Cold End to Meteorological Winter
The cold air stuck around the Midwest over the last week of February, continuing well below normal temperatures across the region. Temperatures were at least 15°F below normal for all but areas of southeast Kentucky (Figure 1). Areas of 20°F below normal were seen across eastern Iowa into central Illinois as well as around Lakes Superior and Erie. Below zero average lows continued for Minnesota, Wisconsin, Michigan, northern Ohio and most of Iowa
(Figure 2). While the first two weeks of February were slightly below normal for many
(Figure 3), these past two weeks have been downright bone-chilling as the entire region has been at least 15°F below normal (Figure 4).
Snow Comes With the Cold
With cold temperatures in place, snow fell across almost the entire region at some point during the week
(Figure 5). The only areas spared were in the far western Ohio Valley, west central Missouri and central Wisconsin. The heaviest snow fell through Iowa and northern Illinois, where 3-6 inches were common. Extreme southeast Kentucky also saw isolated areas of 3-6 inches. Lake effect snows continued in northwestern Lower Michigan, piling up another 3-6 inches. However, snow ratios were high leading to lower precipitation totals
(Figure 6). Other than Kentucky and eastern Ohio, the region saw mainly less than a quarter inch of precipitation. Where the heaviest snow fell in Iowa and Illinois, totals were only between three tenths and a half inch of precipitation. This led to mainly below normal precipitation across much of the region (Figure 7). Southern Kentucky, however, did see above normal precipitation over the week as a storm brought 1-2 inches of precipitation across the area.
Snowstorm February 28-March 1
Yet another major snowstorm impacted the Midwest late on February 28 into March 1, making sure March came in like a lion. A large swath of over 4 inches of snow fell from Missouri through Ohio
(Figure 8). The heaviest snow fell in east central Illinois through central Indiana where snow totals of 6-9 inches were common. This was the 4th major snowstorm in the past 30 days, with this storm being the second to affect central Illinois, Indiana and Ohio in the past two weeks..
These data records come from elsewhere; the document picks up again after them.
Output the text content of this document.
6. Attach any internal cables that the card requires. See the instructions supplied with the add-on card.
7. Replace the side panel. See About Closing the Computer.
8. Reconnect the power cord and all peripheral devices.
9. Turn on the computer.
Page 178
Drought Relief Finally Comes for Kentucky
After spending much of the winter in the Moderate Drought category, western Kentucky was downgraded to the abnormally dry category this week (Figure 9) as much of the state has seen above normal precipitation over the past two weeks (Figure 10). The Missouri bootheel was even taken out of the abnormally dry category. A small area of moderate drought still remains in Kentucky however in the north central part of the state. Isolated moderate drought conditions still continue in northwest Minnesota.